Знаменательна связь «выкидыша» (напоминающего о «Недоноске» Баратынского) и «духа немого и глухого» («демоны глухонемые» Тютчева, «умный и могучий дух») с Ипполитом. После этого в полусне он видит страдающую Аглаю, и… Аглая в самом веселом расположении духа оказывается стоящей перед его скамейкой.

Образы и реакции князя непроизвольны. Правда, свой восторг он считает молитвенным, тогда как в нем преобладает аспект психический (прелесть, присущая опыту Востока, католиков, ислама). У князя он достигается сосредоточением на образе, моно-идее.

В его «молитвенных слитиях» есть слития, нет молитвы, она сведена к лже-метафоре, а не действу. Князь колеблется: болезнь или состояние духа? Это не преображение (возможное лишь в молитве), а диагноз, без чего пришлось бы принять тезис о люциферизме как усильной одержимости (а это иной герой, сюжет, тема: упор на духовном не в пользу князя).

Духовность может возникать на фоне состояния, но не вызывается им, не доминирует в нем (свет, что «во тьме светит, и тьма не объяла его», привносится в нее извне как семя логоса, не порождено ею; тьма, тайна, мрак апофатики – вынашивающее лоно). Восторг вызван напряжением, разрешающимся взрывным высвобождением энергии и опустошением.

Энтузиазм и процесс носят фиксируемый, а не управляемый сознанием тип эмоции.

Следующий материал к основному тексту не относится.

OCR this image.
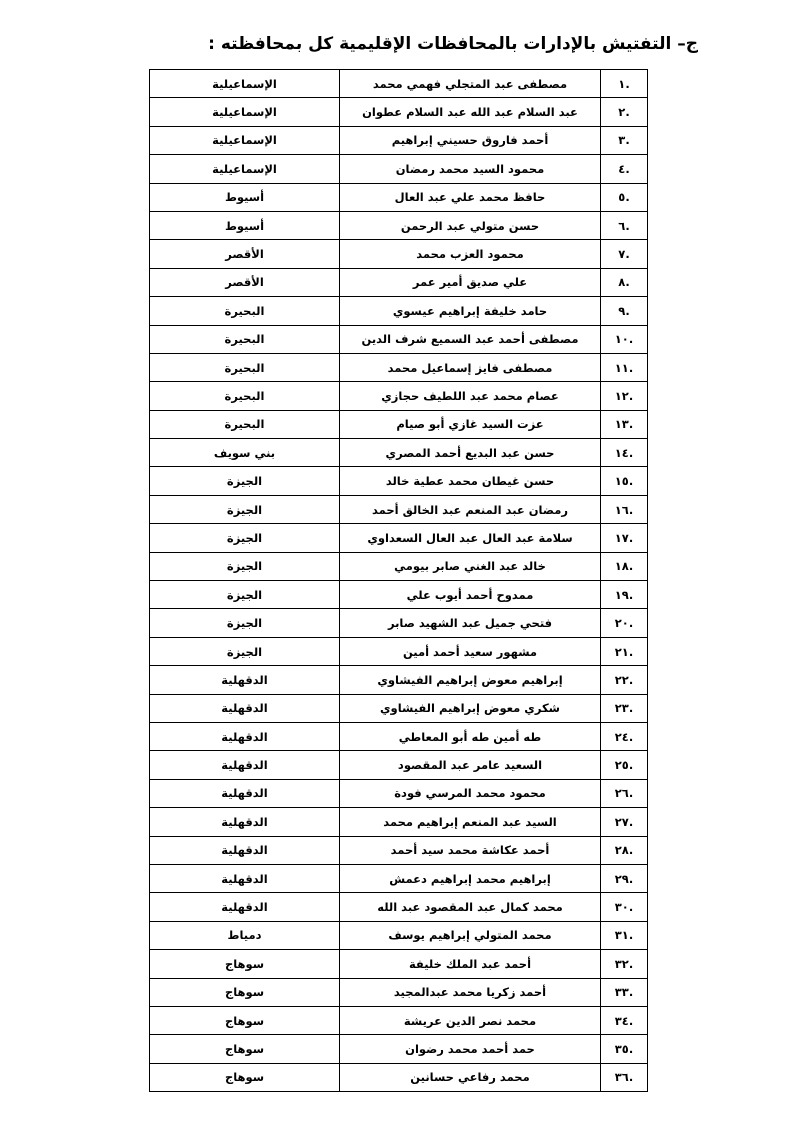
ج– التفتيش بالإدارات بالمحافظات الإقليمية كل بمحافظته :
.١	مصطفى عبد المتجلي فهمي محمد	الإسماعيلية
.٢	عبد السلام عبد الله عبد السلام عطوان	الإسماعيلية
.٣	أحمد فاروق حسيني إبراهيم	الإسماعيلية
.٤	محمود السيد محمد رمضان	الإسماعيلية
.٥	حافظ محمد علي عبد العال	أسيوط
.٦	حسن متولي عبد الرحمن	أسيوط
.٧	محمود العزب محمد	الأقصر
.٨	علي صديق أمير عمر	الأقصر
.٩	حامد خليفة إبراهيم عيسوي	البحيرة
.١٠	مصطفى أحمد عبد السميع شرف الدين	البحيرة
.١١	مصطفى فايز إسماعيل محمد	البحيرة
.١٢	عصام محمد عبد اللطيف حجازي	البحيرة
.١٣	عزت السيد غازي أبو صيام	البحيرة
.١٤	حسن عبد البديع أحمد المصري	بني سويف
.١٥	حسن غيطان محمد عطية خالد	الجيزة
.١٦	رمضان عبد المنعم عبد الخالق أحمد	الجيزة
.١٧	سلامة عبد العال عبد العال السعداوي	الجيزة
.١٨	خالد عبد الغني صابر بيومي	الجيزة
.١٩	ممدوح أحمد أيوب علي	الجيزة
.٢٠	فتحي جميل عبد الشهيد صابر	الجيزة
.٢١	مشهور سعيد أحمد أمين	الجيزة
.٢٢	إبراهيم معوض إبراهيم الفيشاوي	الدقهلية
.٢٣	شكري معوض إبراهيم الفيشاوي	الدقهلية
.٢٤	طه أمين طه أبو المعاطي	الدقهلية
.٢٥	السعيد عامر عبد المقصود	الدقهلية
.٢٦	محمود محمد المرسي فودة	الدقهلية
.٢٧	السيد عبد المنعم إبراهيم محمد	الدقهلية
.٢٨	أحمد عكاشة محمد سيد أحمد	الدقهلية
.٢٩	إبراهيم محمد إبراهيم دعمش	الدقهلية
.٣٠	محمد كمال عبد المقصود عبد الله	الدقهلية
.٣١	محمد المتولي إبراهيم يوسف	دمياط
.٣٢	أحمد عبد الملك خليفة	سوهاج
.٣٣	أحمد زكريا محمد عبدالمجيد	سوهاج
.٣٤	محمد نصر الدين عريشة	سوهاج
.٣٥	حمد أحمد محمد رضوان	سوهاج
.٣٦	محمد رفاعي حسانين	سوهاج
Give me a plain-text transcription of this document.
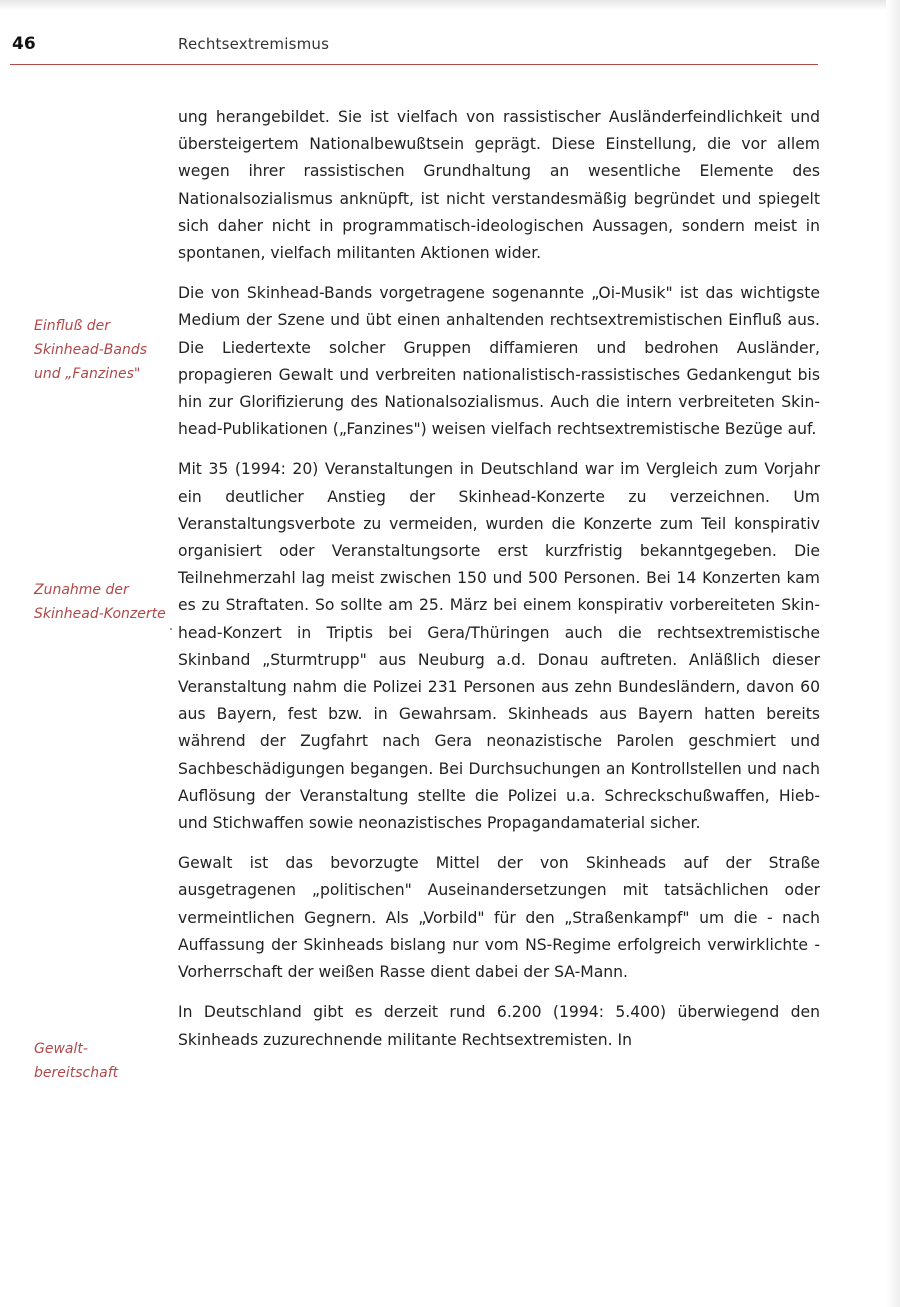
46	Rechtsextremismus
Einfluß der
Skinhead-Bands
und „Fanzines"
Zunahme der
Skinhead-Konzerte
Gewalt-
bereitschaft

ung herangebildet. Sie ist vielfach von rassistischer Ausländerfeindlichkeit und übersteigertem Nationalbewußtsein geprägt. Diese Einstellung, die vor allem wegen ihrer rassistischen Grundhaltung an wesentliche Elemente des Nationalsozialismus anknüpft, ist nicht verstandesmäßig begründet und spiegelt sich daher nicht in programmatisch-ideologischen Aussagen, sondern meist in spontanen, vielfach militanten Aktionen wider.

Die von Skinhead-Bands vorgetragene sogenannte „Oi-Musik" ist das wichtigste Medium der Szene und übt einen anhaltenden rechtsextremistischen Einfluß aus. Die Liedertexte solcher Gruppen diffamieren und bedrohen Ausländer, propagieren Gewalt und verbreiten nationalistisch-rassistisches Gedankengut bis hin zur Glorifizierung des Nationalsozialismus. Auch die intern verbreiteten Skinhead-Publikationen („Fanzines") weisen vielfach rechtsextremistische Bezüge auf.

Mit 35 (1994: 20) Veranstaltungen in Deutschland war im Vergleich zum Vorjahr ein deutlicher Anstieg der Skinhead-Konzerte zu verzeichnen. Um Veranstaltungsverbote zu vermeiden, wurden die Konzerte zum Teil konspirativ organisiert oder Veranstaltungsorte erst kurzfristig bekanntgegeben. Die Teilnehmerzahl lag meist zwischen 150 und 500 Personen. Bei 14 Konzerten kam es zu Straftaten. So sollte am 25. März bei einem konspirativ vorbereiteten Skinhead-Konzert in Triptis bei Gera/Thüringen auch die rechtsextremistische Skinband „Sturmtrupp" aus Neuburg a.d. Donau auftreten. Anläßlich dieser Veranstaltung nahm die Polizei 231 Personen aus zehn Bundesländern, davon 60 aus Bayern, fest bzw. in Gewahrsam. Skinheads aus Bayern hatten bereits während der Zugfahrt nach Gera neonazistische Parolen geschmiert und Sachbeschädigungen begangen. Bei Durchsuchungen an Kontrollstellen und nach Auflösung der Veranstaltung stellte die Polizei u.a. Schreckschußwaffen, Hieb- und Stichwaffen sowie neonazistisches Propagandamaterial sicher.

Gewalt ist das bevorzugte Mittel der von Skinheads auf der Straße ausgetragenen „politischen" Auseinandersetzungen mit tatsächlichen oder vermeintlichen Gegnern. Als „Vorbild" für den „Straßenkampf" um die - nach Auffassung der Skinheads bislang nur vom NS-Regime erfolgreich verwirklichte - Vorherrschaft der weißen Rasse dient dabei der SA-Mann.

In Deutschland gibt es derzeit rund 6.200 (1994: 5.400) überwiegend den Skinheads zuzurechnende militante Rechtsextremisten. In
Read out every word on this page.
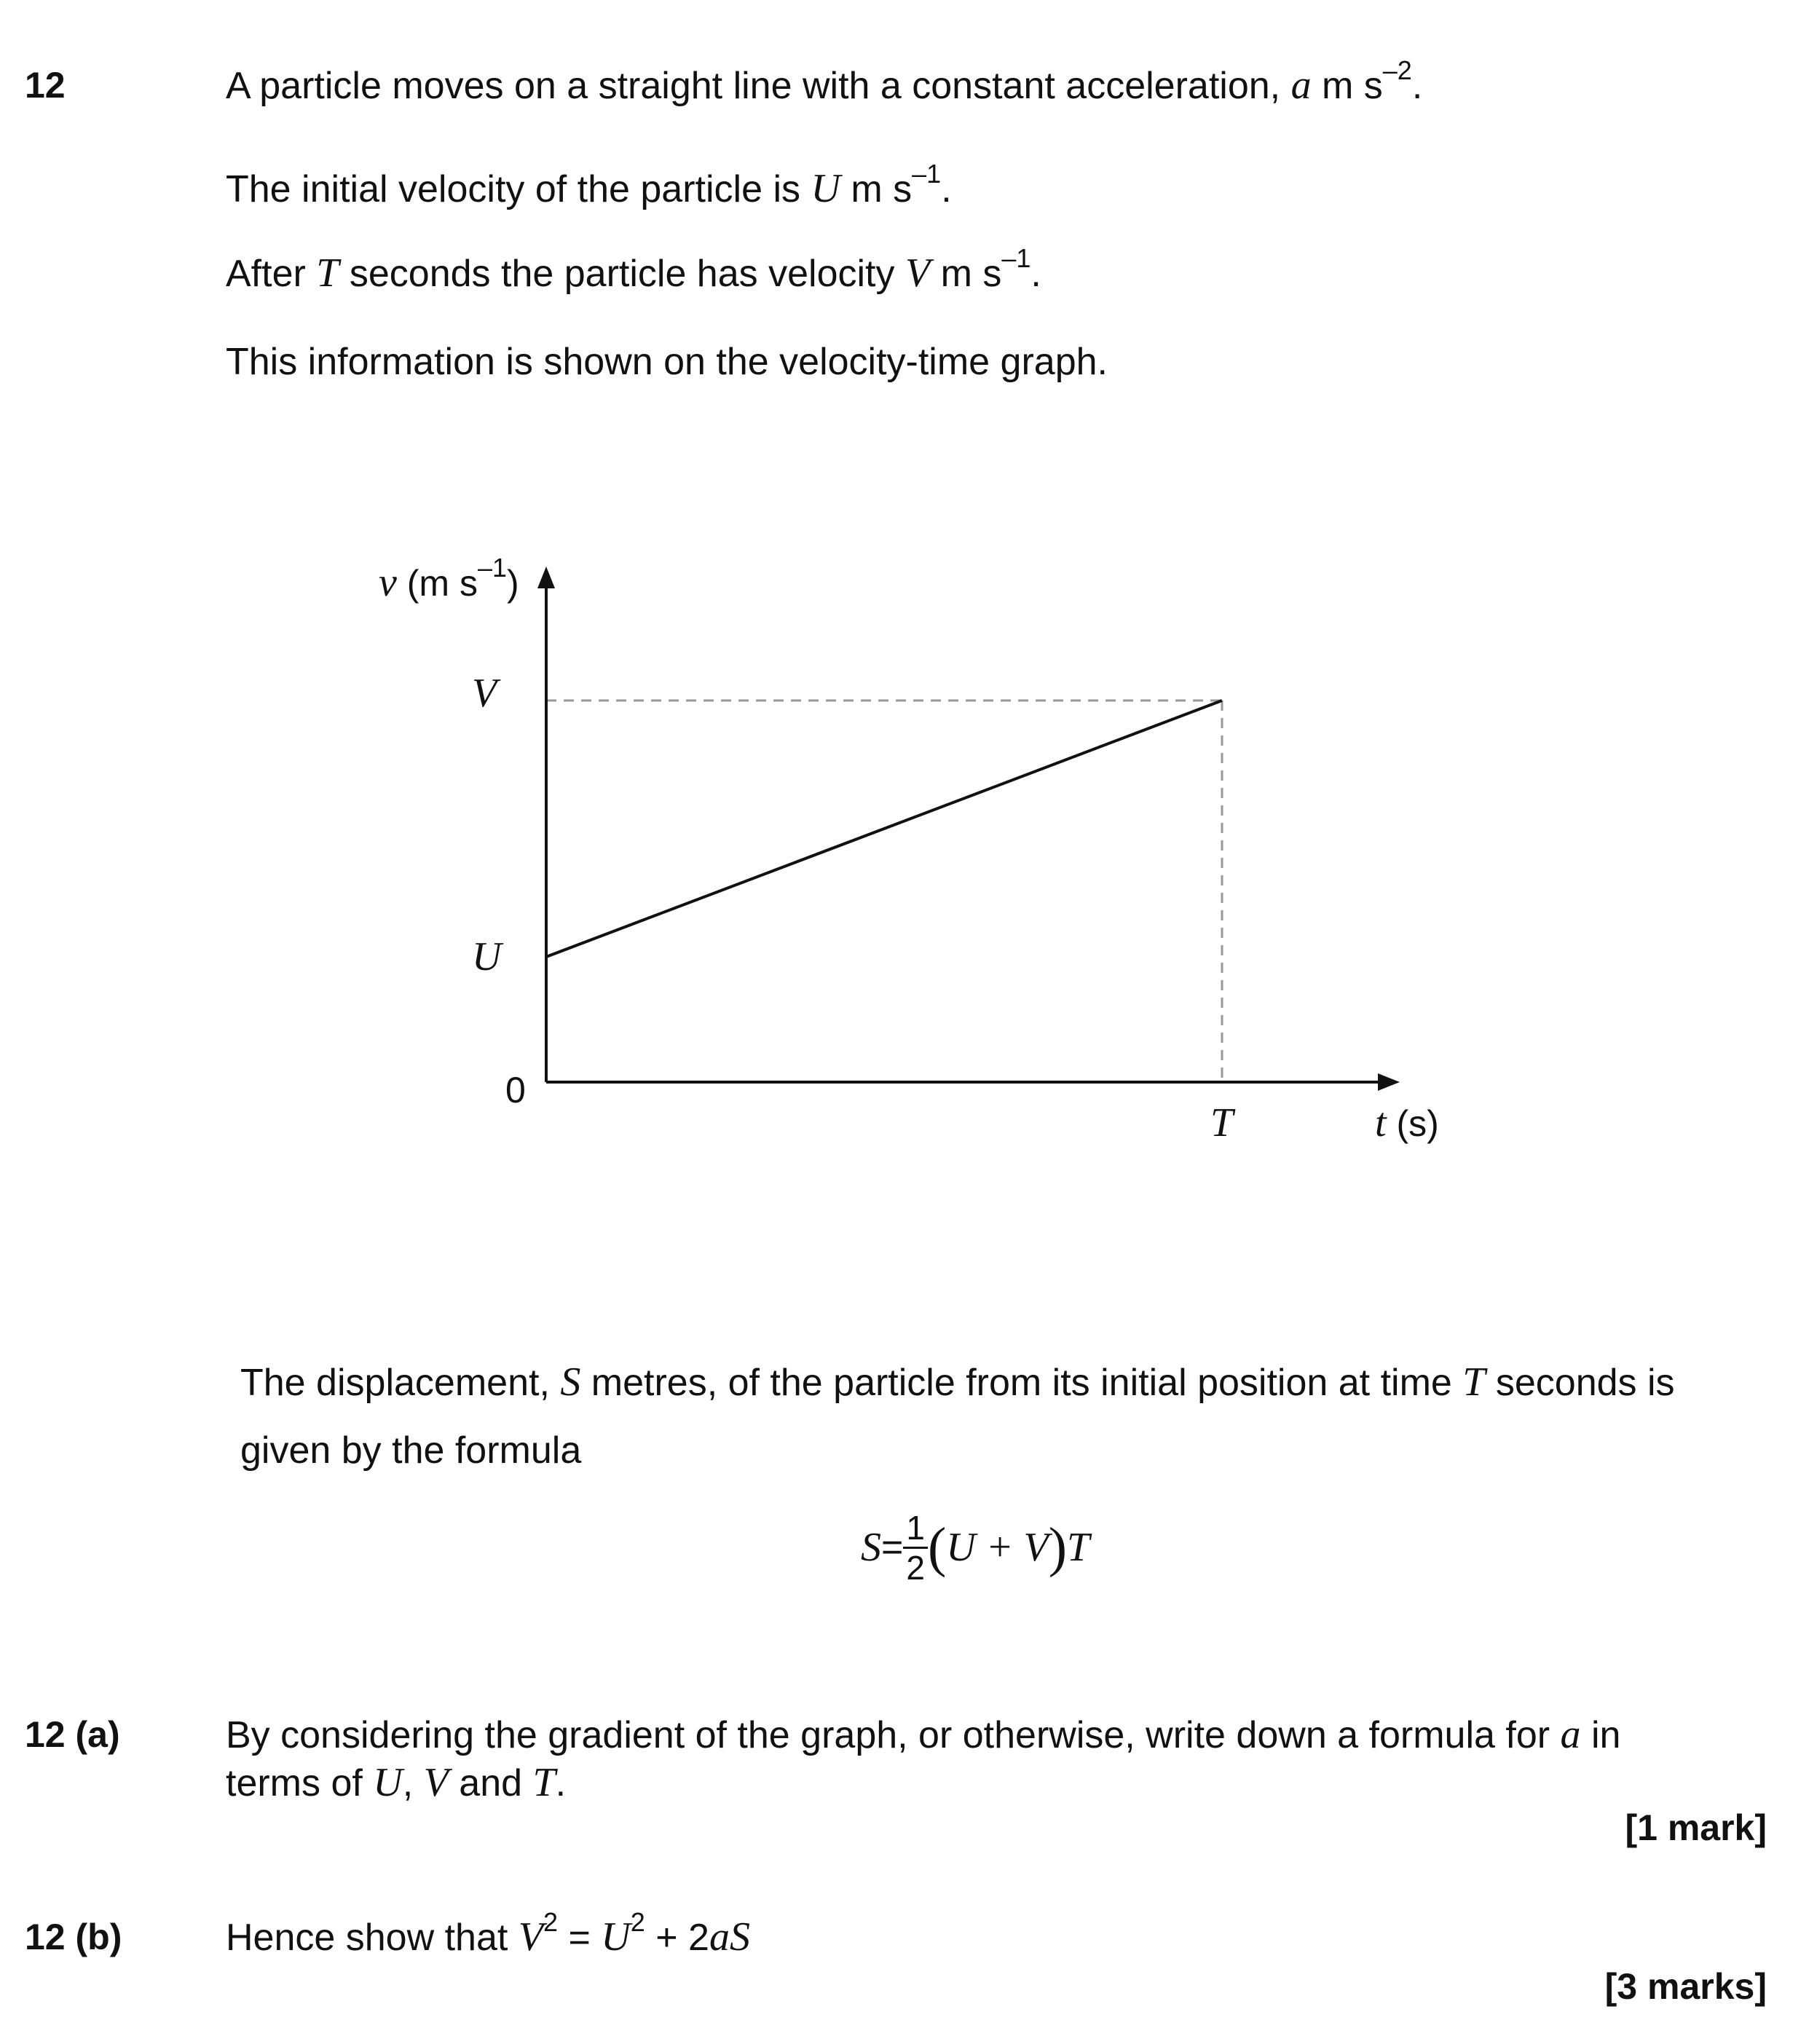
12	A particle moves on a straight line with a constant acceleration, a m $s^{-2}$.
The initial velocity of the particle is U m $s^{-1}$.
After T seconds the particle has velocity V m $s^{-1}$.
This information is shown on the velocity-time graph.
v (m $s^{-1}$)
V
U
0
T	t (s)
The displacement, S metres, of the particle from its initial position at time T seconds is
given by the formula
$S = \frac{1}{2}$ ( U + V ) T
12 (a)	By considering the gradient of the graph, or otherwise, write down a formula for a in
terms of U, V and T.
[1 mark]
12 (b)	Hence show that $V^2 = U^2 + 2aS$
[3 marks]
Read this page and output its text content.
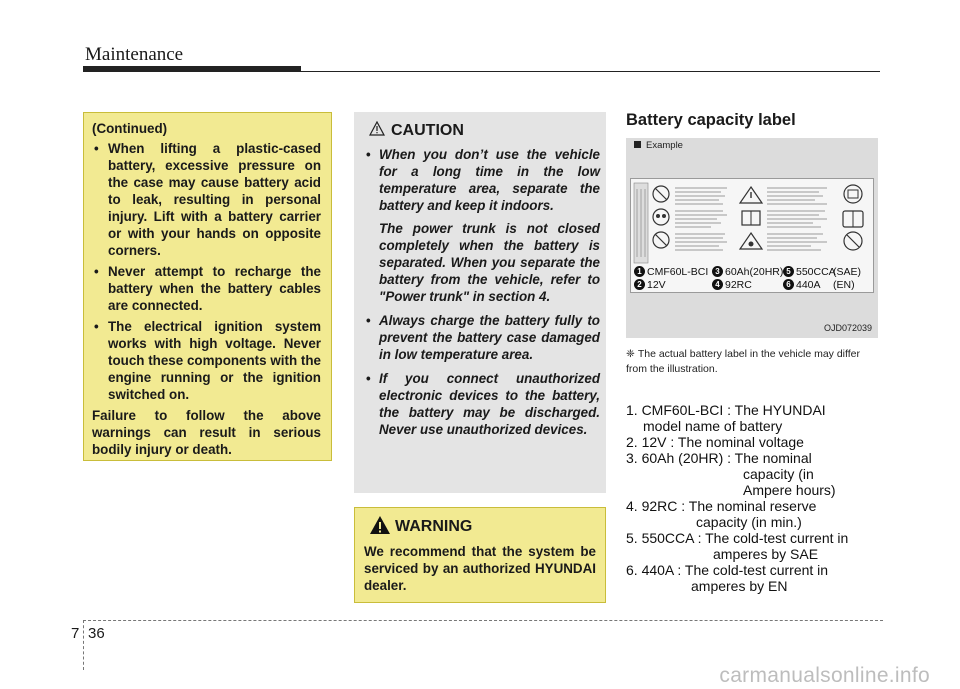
Maintenance
(Continued)
• When lifting a plastic-cased battery, excessive pressure on the case may cause battery acid to leak, resulting in personal injury. Lift with a battery carrier or with your hands on opposite corners.
• Never attempt to recharge the battery when the battery cables are connected.
• The electrical ignition system works with high voltage. Never touch these components with the engine running or the ignition switched on.
Failure to follow the above warnings can result in serious bodily injury or death.
CAUTION
• When you don’t use the vehicle for a long time in the low temperature area, separate the battery and keep it indoors.
The power trunk is not closed completely when the battery is separated. When you separate the battery from the vehicle, refer to "Power trunk" in section 4.
• Always charge the battery fully to prevent the battery case damaged in low temperature area.
• If you connect unauthorized electronic devices to the battery, the battery may be discharged. Never use unauthorized devices.
WARNING
We recommend that the system be serviced by an authorized HYUNDAI dealer.
Battery capacity label
Example
1 CMF60L-BCI 3 60Ah(20HR) 5 550CCA
(SAE)
2 12V	4 92RC	6 440A (EN)
OJD072039
❈ The actual battery label in the vehicle may differ from the illustration.
1. CMF60L-BCI : The HYUNDAI
model name of battery
2. 12V : The nominal voltage
3. 60Ah (20HR) : The nominal
capacity (in Ampere hours)
4. 92RC : The nominal reserve
capacity (in min.)
5. 550CCA : The cold-test current in
amperes by SAE
6. 440A : The cold-test current in
amperes by EN
7 36
carmanualsonline.info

Автором грани как бы сознательно размыты, картина смазана, как чаще всего и бывает в жизни. Душа человека – сердцевина мира, как бы оставлена в откуп приживальщику (Миусов и Карамазов спорят, чья «квартира» завидней), но это не значит, что все, в ней происходящее, – только от арендатора. Неофиту (восторженному простодушию) все, что идет не прямо от Творца, уже кажется подвохом. И правильно, осторожность не бывает излишней, но не должна перерастать в детский испуг. А прямо от Творца – последний Суд. Прочие воздаяния телесно опосредованы; отделение одержимости от болезни, психики от духа и составляет трудность. Воге понял образы как аллегории, придав им буквальность.

По поводу «озарений» князя уместен вопрос: он столь одарен, что ему не нужна лествица? Конечно, озарения совестны, а тьма от первородного греха. Тогда на князе, как на Христе, нет личного греха? Но со-весть – мирской отблеск, а не сама Весть; Христос, взяв общую вину, молился, постился. И все же исключать дары Духа в князе-мирянине нет резона.

Спасаются и не по канону. Свидетельствует ли его слом против автора? Опыт их выразителен, но требует проверки. На деле, экспрессия молитвы по истоку иная, чем у князя. Она жива собиранием воли; видения – ее итог, а не исток. Озарение должно быть исходом, а не стихийной вспышкой на пути во мрак. Невольные видения двояки; об эпилептике Смердякове сказано: «Созерцателей в народе довольно» (14; 117).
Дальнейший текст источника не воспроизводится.